Thoughts About Open Source Science Research

(Image thanks to cudmore and Wikimedia)

This post was inspired by this blog post which I came across yesterday, and the subsequent discussion with @cameronneylon on Twitter, which refined my thoughts and brought up many of the questions below.

The blog post, discusses ways of turning scientific research papers into something more akin to a free and open source software (FOSS) project. He suggests the use of 'bug reports' - places where errors in the paper can be pointed out and fixed - something widely used in software development (see bugzilla. He goes on to suggest that if an author is unwilling to make changes to his/her paper, then a derivative paper could be produced that 'patches' it to remove perceived errors and improve presentation.

This got me thinking about the branching or forking model used to develop open source software, such as Linux (see this rather impressive diagram). Code in an open source project can be 'forked' to create an exact copy, which can then be worked on to develop new ideas without damaging the original code. This branch can exist on it's own (as with many Linux distributions) or it can be merged back into the main branch if the new code improves it.

I think that this model could also be applied to scientific research. In this way a paper could be published (in the tradition manner or not) which could then be analysed and reviewed for 'errors'. I put errors in quotemarks for a reason - what makes an error could be very subjective, and the original paper could be distorted if anyone was allowed to go in and edit it. A wiki model works well for Wikipedia, as there is a large and committed community that is constantly monitoring against vandalism (thanks Cameron for pointing that out!). This probably would not scale so well for niche communities studying scientific papers, and would generally drive trust of the paper down.

A more ideal model would copy the branching idea from FOSS projects - the original paper still exists but researchers can fork an exact copy that they can improve upon. This protects the original paper (the main branch), while allowing more ideas to be tested. This could spawn an entirely new paper (if a new idea merits this), or it could be merged back into the main branch. This merging could involve small changes (like changing some presentation) or errors in data could be fixed. Addition data could be added. A merge would only happen if comes from a reputable source, or can be proven in some way.
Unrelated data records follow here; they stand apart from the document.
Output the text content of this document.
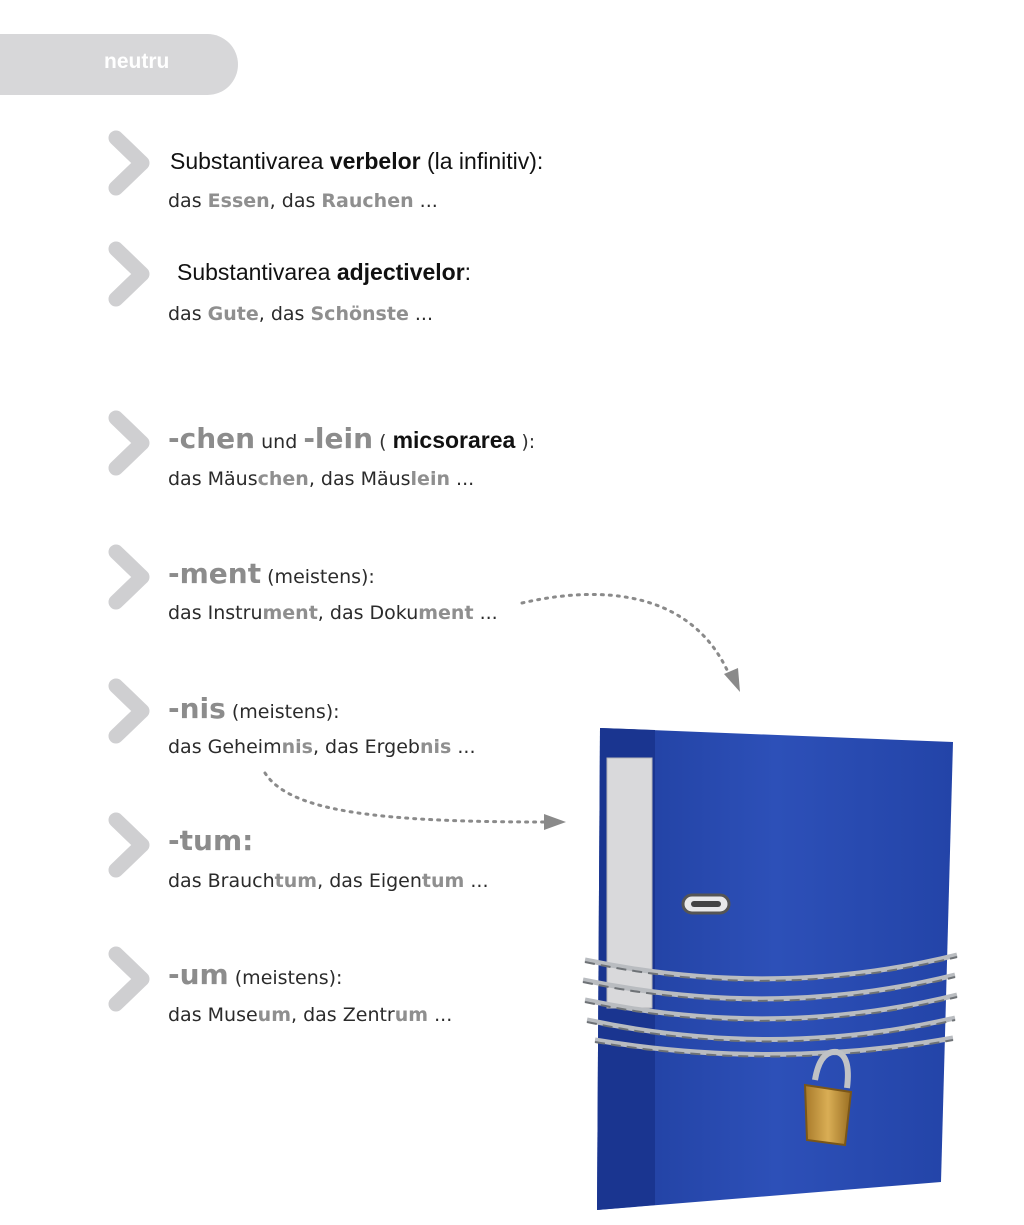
neutru
Substantivarea verbelor (la infinitiv):
das Essen, das Rauchen ...
Substantivarea adjectivelor:
das Gute, das Schönste ...
-chen und -lein ( micsorarea ):
das Mäuschen, das Mäuslein ...
-ment (meistens):
das Instrument, das Dokument ...
-nis (meistens):
das Geheimnis, das Ergebnis ...
-tum:
das Brauchtum, das Eigentum ...
-um (meistens):
das Museum, das Zentrum ...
This presents new problems and issues, however, as we have to ask who is in charge of the merges, and how do we decide between 'good' and 'bad' branches? As @cameronneylon pointed out, the admin in charge might not necessarily be the original authors of the paper (they might be too close). The admin could be someone with a good reputation for curating the best edits and making the best decisions - essentially reworking the role of an editor or publisher. This leads to questions of how do we trust the editor, of course, a problem that a reputation system or score might solve. Work on such a concept has already started, with the alt-metrics manifesto. This could be used to rate and score work by a particular editor, increasing or decreasing the trust placed in the paper.

The alt-metrics concept can also be applied to other issues that were raised. How do we filter and organise the many different branches for to editor so that they can find the best? A system of organising all the branches in a sensible way could be done by a git-like system, maybe even a scientific version of github could be developed. The problem of which branches to merge still remains, however. Again, by measuring the buzz around a particular branch the editor can see which branches are being talked about favourably and which are not.

Of course this is all pie-in-the-sky right now, as the systems simply do not exist for collaboratively editing scientific papers. Alt-metrics or other such reputation systems need to be developed so that the impact of branches and papers can be measured. Overall though I do think that the methods I describe could improve scientific literature and bring it into the 21st century.